Two if by Sea
With a new executive director, Shelley McThomas Bryant, as well as two new directors, the 2001 Heart of America Shakespeare Festival makes its ninth year one that ignores rules and regulations about keeping Shakespeare sacrosanct. “Shakespeare would roll over in his grave,” said one excited patron at the break in The Tempest, “but I love it.”
There had been rumors that The Tempest, Ian Wooldridge’s baby, would be awash with grand special effects; its opening scene, for example, has to convey a terrible storm and shipwreck. The fact that Wooldridge had to do it outside — a severe challenge for a design crew — spiked the level of anticipation.
So when the ship’s crew takes the stage in rubber slickers to some circus music and the portentous swell is created by stage hands tossing buckets of water on the actors, it has to diminish the hopes of those who’ve been expecting a John Woo movie. Yet that minimalist storm is so clever, it makes more open-minded viewers sit up and pay attention. Just what is Wooldridge after here, anyway?

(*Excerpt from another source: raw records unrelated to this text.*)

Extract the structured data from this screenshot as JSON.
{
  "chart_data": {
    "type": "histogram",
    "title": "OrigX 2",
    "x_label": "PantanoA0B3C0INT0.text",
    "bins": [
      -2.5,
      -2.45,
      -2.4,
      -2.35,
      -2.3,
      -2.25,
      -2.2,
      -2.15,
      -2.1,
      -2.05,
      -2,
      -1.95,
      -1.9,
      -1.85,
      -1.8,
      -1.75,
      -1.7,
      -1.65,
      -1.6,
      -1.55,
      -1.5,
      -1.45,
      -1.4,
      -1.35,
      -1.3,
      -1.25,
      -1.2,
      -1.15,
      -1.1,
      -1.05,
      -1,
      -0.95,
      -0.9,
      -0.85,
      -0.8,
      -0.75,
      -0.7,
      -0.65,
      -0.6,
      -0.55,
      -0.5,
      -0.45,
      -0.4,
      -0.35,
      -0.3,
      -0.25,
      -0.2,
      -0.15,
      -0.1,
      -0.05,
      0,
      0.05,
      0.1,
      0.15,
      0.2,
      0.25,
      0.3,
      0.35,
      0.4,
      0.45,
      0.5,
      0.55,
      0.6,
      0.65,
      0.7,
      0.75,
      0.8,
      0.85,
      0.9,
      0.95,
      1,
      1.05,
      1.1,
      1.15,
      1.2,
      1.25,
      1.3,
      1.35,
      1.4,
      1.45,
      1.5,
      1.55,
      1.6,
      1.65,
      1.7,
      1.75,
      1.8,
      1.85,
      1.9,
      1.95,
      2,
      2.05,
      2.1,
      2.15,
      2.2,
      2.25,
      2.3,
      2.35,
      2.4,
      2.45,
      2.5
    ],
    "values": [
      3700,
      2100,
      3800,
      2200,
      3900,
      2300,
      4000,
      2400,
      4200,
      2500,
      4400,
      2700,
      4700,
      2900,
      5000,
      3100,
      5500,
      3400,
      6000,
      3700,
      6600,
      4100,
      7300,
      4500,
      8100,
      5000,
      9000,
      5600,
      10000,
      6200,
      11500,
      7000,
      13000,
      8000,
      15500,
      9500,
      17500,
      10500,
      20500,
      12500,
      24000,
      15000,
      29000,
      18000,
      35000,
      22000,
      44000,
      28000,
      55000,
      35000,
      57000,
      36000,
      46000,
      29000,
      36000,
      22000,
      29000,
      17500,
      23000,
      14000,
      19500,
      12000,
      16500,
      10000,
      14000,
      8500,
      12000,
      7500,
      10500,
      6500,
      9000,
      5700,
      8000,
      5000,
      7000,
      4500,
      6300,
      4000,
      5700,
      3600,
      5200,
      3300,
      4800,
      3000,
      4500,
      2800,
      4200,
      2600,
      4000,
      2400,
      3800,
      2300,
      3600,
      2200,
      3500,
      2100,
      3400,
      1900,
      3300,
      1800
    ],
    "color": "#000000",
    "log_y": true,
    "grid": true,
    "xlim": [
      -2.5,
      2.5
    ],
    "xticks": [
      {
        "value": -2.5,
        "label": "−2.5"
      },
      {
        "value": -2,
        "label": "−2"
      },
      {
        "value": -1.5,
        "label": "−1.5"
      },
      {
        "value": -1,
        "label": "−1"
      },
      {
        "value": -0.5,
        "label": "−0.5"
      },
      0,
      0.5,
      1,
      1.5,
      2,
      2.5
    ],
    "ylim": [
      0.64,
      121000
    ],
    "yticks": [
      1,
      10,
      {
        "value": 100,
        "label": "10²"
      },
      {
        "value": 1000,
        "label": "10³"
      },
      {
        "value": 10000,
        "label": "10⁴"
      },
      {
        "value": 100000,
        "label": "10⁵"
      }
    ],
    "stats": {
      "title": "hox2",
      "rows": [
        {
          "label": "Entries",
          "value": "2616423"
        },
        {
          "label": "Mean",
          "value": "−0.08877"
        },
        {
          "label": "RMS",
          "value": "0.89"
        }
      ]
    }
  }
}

The play never definitively answers that question — except to say, “whatever the budget allows.” Patience being a Shakespearean virtue, the audience is thusly treated to bigger and flashier moments of spectacle, turning The Tempest from a serious treatise on murder and betrayal to a black comedy without bounds. If the magician Prospero (Mark Robbins) has several tricks up his sleeve, Wooldridge trumps him at every turn.
While Prospero must whip up a series of incantations to ward off those who would have his head, his daughter Miranda (Jenn Miller) becomes preoccupied with another kind of magic, that which accompanies first love. Ferdinand (a Tom Cruise-y James Knight) is the son of Prospero’s rival, Alonso (Robert Arsante), and one of the shipwrecked passengers who turns the sparsely populated island into a kind of coliseum. The young man is only the third male Miranda has ever seen — if you count her father and his beastly slave, Caliban (Larry Greer) — and Prospero embraces their courtship.
Encroaching on Prospero’s mortality from another faction are the jester Trinculo (Scott Cordes) and Stephano (Christopher Hatch), two mad party boys. As the walls close in on Prospero, he seems oddly mellowed by a sense of acceptance regarding his certain grisly end. In fact, the second act opens with a stage show Prospero has cooked up to celebrate Miranda’s and Ferdinand’s betrothal — and it’s the scene audiences talk about the next day. After some dubious costuming in the first act (Caliban looks like Raquel Welch in One Million Years B.C. with John Travolta’s wig from Battlefield Earth, and Miranda’s outfit seems to have been blindly sewn together from table scraps), Mary Traylor wows the audience with sequins and feathers. The stage starts to look like a Las Vegas girlie show crossed with Julie Taymor’s The Lion King. It’s Shakespeare on Ecstasy.
Turn around Gene Emerson Friedman’s set of jagged driftwood and you have a more traditional villa for Twelfth Night, Sidonie Garrett’s impressive festival debut as a director. This play also opens with a storm at sea. Garrett and designers Traylor and Friedman take Shakespeare’s gender-blending comedy for a spin in a vehicle that, at its most jaunty, feels like a Preston Sturges movie from the 1940s. The dialogue cracks like a whip — for example, when Olivia sees Viola’s previously veiled face, she assesses the situation and exclaims “Excellently done, if God did all.” The language is Shakespeare’s, but it sounds amazingly contemporary.
While The Tempest is admirably mounted and feverishly creative, it’s the more standard, less extravagant Twelfth Night that shows off its cast. There are fine performances all around but especially notable are Mark Robbins’ flatulent Toby Belch, Cinnamon Schultz’s winsome Olivia and Molly Jo McGuire’s trapped Viola. And then there’s Jan Rogge’s conniving Maria, Henry Vick’s storklike Sir Andrew and Charles Leader’s gullible Malvolio. Finally, Robert Gibby Brand’s Feste entertains as both a jester and a balladeer.
Even more incredible is the seamless integrity of actors separated by years of experience. In other plays in other venues, mixing veterans like Robbins and Cordes with under- or post-graduate theater students has produced disjointed dramas. But what’s striking about both festival shows isn’t glaring inconsistencies; the UMKC folks such as Christopher Hatch and James Knight are on a par with their elders.
After last year’s troublesome shows, getting through these storms is a summer breeze.